The options include surgery, stenting, or medications. Which is right for you?
The buildup of fat, cholesterol and other deposits on artery walls can block the flow of oxygen-rich blood to organs and tissues throughout the body. When clogs develop in the coronary arteries, the result can be a heart attack. But when obstructions develop in the carotid arteries of the neck, the main hazard is brain attack (stroke). Plaque in a carotid artery can cause a stroke by blocking blood flow to part of the brain, or by breaking loose and completely blocking a smaller vessel in the brain. Symptoms of a pending stroke usually call for treatment to reduce the risk.
Endarterectomy versus carotid stenting
One option calls for opening the artery and removing the plaque—a surgical procedure known as endarterectomy. “Carotid endarterectomy is the gold standard for treating carotid artery stenosis,” says Dr. Michael Belkin, professor of surgery at Harvard-affiliated Brigham and Women’s Hospital. For the best results, it’s crucial to do the surgery only on people with the greatest chance of benefit. Prime candidates include people who have an artery that is more than 50% blocked and who are experiencing stroke-like symptoms. For people without symptoms, the operation may be recommended if they have a blockage of more than 80% but no other major health problems.
Symptoms of pending stroke
Have someone call 911 immediately if you have any of these symptoms:
“If you do this operation in people without symptoms or who are very elderly with other medical problems, you might not get good results,” says Dr. Belkin. In addition, the delicate operation achieves its highest success rate when a highly experienced surgeon is at the helm.
A less invasive option, called carotid artery stenting (CAS), involves inserting a catheter into an artery in the groin, advancing it to the carotid artery, opening the blockage with a balloon, and leaving behind a wire cage (called a stent) to hold the artery open. A drawback of CAS is that the act of pushing the catheter forward may dislodge small plaque particles, which may escape to the brain and cause a stroke, although the use of mesh-like filters in the artery reduces this risk.
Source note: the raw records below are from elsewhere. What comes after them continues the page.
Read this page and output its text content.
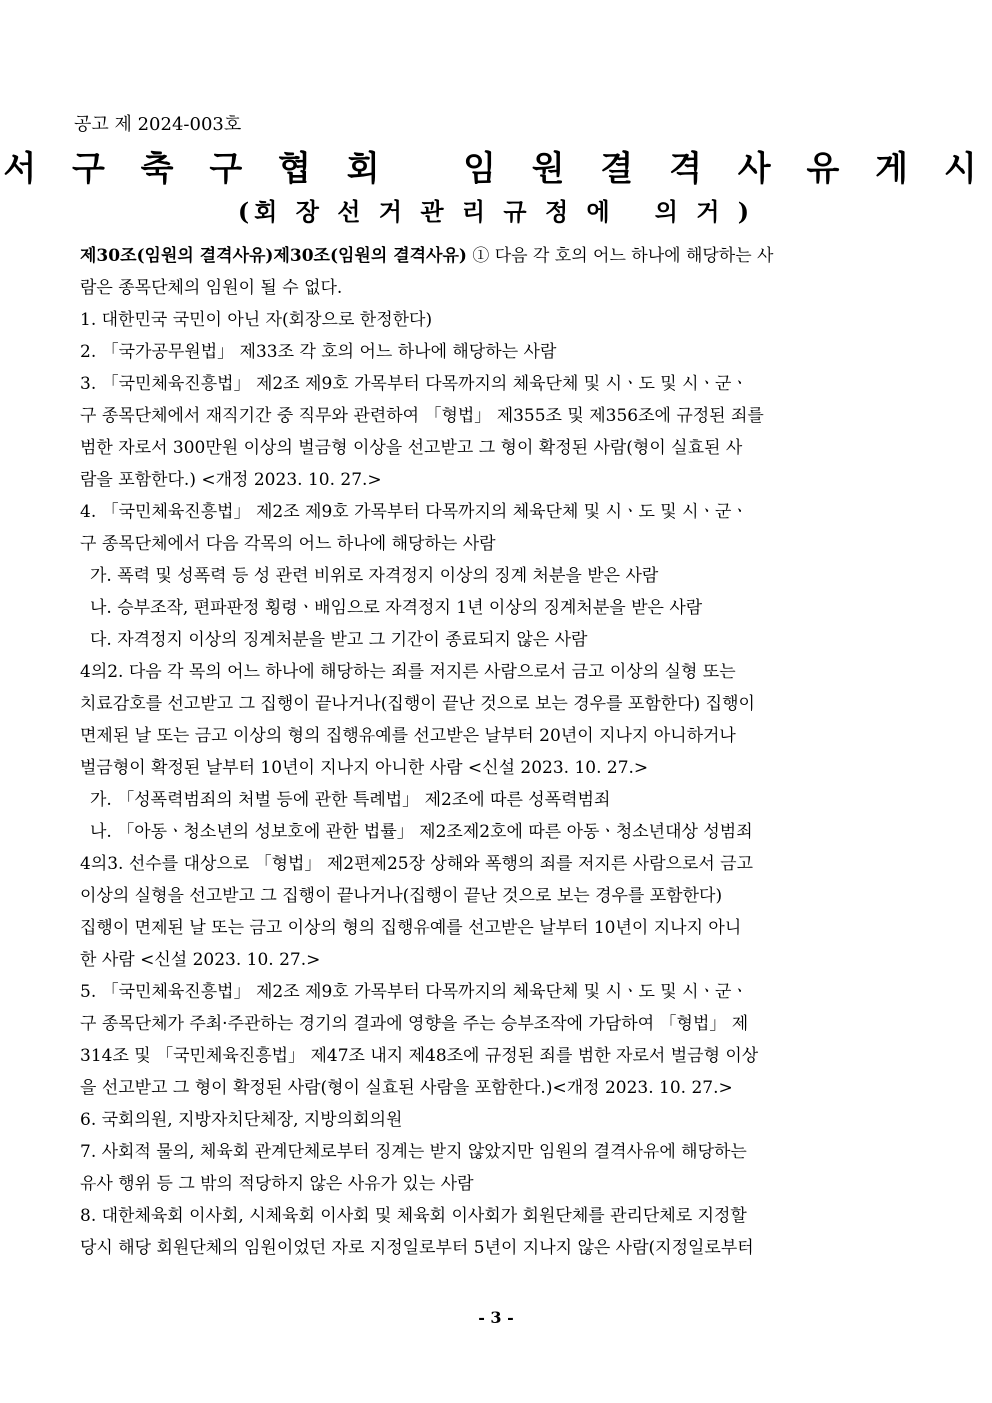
공고 제 2024-003호

서 구 축 구 협 회   임 원 결 격 사 유 게 시
(회 장 선 거 관 리 규 정 에   의 거 )

제30조(임원의 결격사유)제30조(임원의 결격사유) ① 다음 각 호의 어느 하나에 해당하는 사

람은 종목단체의 임원이 될 수 없다.

1. 대한민국 국민이 아닌 자(회장으로 한정한다)

2. 「국가공무원법」 제33조 각 호의 어느 하나에 해당하는 사람

3. 「국민체육진흥법」 제2조 제9호 가목부터 다목까지의 체육단체 및 시ㆍ도 및 시ㆍ군ㆍ

구 종목단체에서 재직기간 중 직무와 관련하여 「형법」 제355조 및 제356조에 규정된 죄를

범한 자로서 300만원 이상의 벌금형 이상을 선고받고 그 형이 확정된 사람(형이 실효된 사

람을 포함한다.) <개정 2023. 10. 27.>

4. 「국민체육진흥법」 제2조 제9호 가목부터 다목까지의 체육단체 및 시ㆍ도 및 시ㆍ군ㆍ

구 종목단체에서 다음 각목의 어느 하나에 해당하는 사람

가. 폭력 및 성폭력 등 성 관련 비위로 자격정지 이상의 징계 처분을 받은 사람

나. 승부조작, 편파판정 횡령ㆍ배임으로 자격정지 1년 이상의 징계처분을 받은 사람

다. 자격정지 이상의 징계처분을 받고 그 기간이 종료되지 않은 사람

4의2. 다음 각 목의 어느 하나에 해당하는 죄를 저지른 사람으로서 금고 이상의 실형 또는

치료감호를 선고받고 그 집행이 끝나거나(집행이 끝난 것으로 보는 경우를 포함한다) 집행이

면제된 날 또는 금고 이상의 형의 집행유예를 선고받은 날부터 20년이 지나지 아니하거나

벌금형이 확정된 날부터 10년이 지나지 아니한 사람 <신설 2023. 10. 27.>

가. 「성폭력범죄의 처벌 등에 관한 특례법」 제2조에 따른 성폭력범죄

나. 「아동ㆍ청소년의 성보호에 관한 법률」 제2조제2호에 따른 아동ㆍ청소년대상 성범죄

4의3. 선수를 대상으로 「형법」 제2편제25장 상해와 폭행의 죄를 저지른 사람으로서 금고

이상의 실형을 선고받고 그 집행이 끝나거나(집행이 끝난 것으로 보는 경우를 포함한다)

집행이 면제된 날 또는 금고 이상의 형의 집행유예를 선고받은 날부터 10년이 지나지 아니

한 사람 <신설 2023. 10. 27.>

5. 「국민체육진흥법」 제2조 제9호 가목부터 다목까지의 체육단체 및 시ㆍ도 및 시ㆍ군ㆍ

구 종목단체가 주최·주관하는 경기의 결과에 영향을 주는 승부조작에 가담하여 「형법」 제

314조 및 「국민체육진흥법」 제47조 내지 제48조에 규정된 죄를 범한 자로서 벌금형 이상

을 선고받고 그 형이 확정된 사람(형이 실효된 사람을 포함한다.)<개정 2023. 10. 27.>

6. 국회의원, 지방자치단체장, 지방의회의원

7. 사회적 물의, 체육회 관계단체로부터 징계는 받지 않았지만 임원의 결격사유에 해당하는

유사 행위 등 그 밖의 적당하지 않은 사유가 있는 사람

8. 대한체육회 이사회, 시체육회 이사회 및 체육회 이사회가 회원단체를 관리단체로 지정할

당시 해당 회원단체의 임원이었던 자로 지정일로부터 5년이 지나지 않은 사람(지정일로부터

- 3 -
Surgery releases fewer particles because the artery is clamped before the operation and blood flow to the brain is diverted though a tube known as a shunt. On the positive side, CAS puts less stress on the heart so is often a better option for someone unable to tolerate major surgery.
Neither endarterectomy nor stenting stops the progression of arterial disease, so a future blockage in the artery or stent (known as restenosis) is a concern. However, the rate of restenosis with both procedures appears to be less than 6%—far less than could be expected without treatment.
Choosing a treatment
For some people, neither option is appropriate because the risks of surgery may outweigh the likely benefit, says Dr. Belkin. For them, lifestyle modifications and medicines to prevent stroke may be a more prudent option. Thanks to an improved regimen that combines antiplatelet drugs with statins and blood pressure–lowering medications, nonsurgical treatment is more effective than ever.
Consulting a specialist is definitely the first step if you have been diagnosed with a blockage in the carotid arteries. If your doctor considers you a good candidate for either endarterectomy or a stenting procedure, have him or her recommend a medical center where the operation is performed often (at least once a week) by experienced teams. Ask the surgeon specific questions, such as “How many of these procedures do you perform each year?” and “How well do your patients do afterward?” These are tough questions, but they are important in your decision-making process as an empowered patient.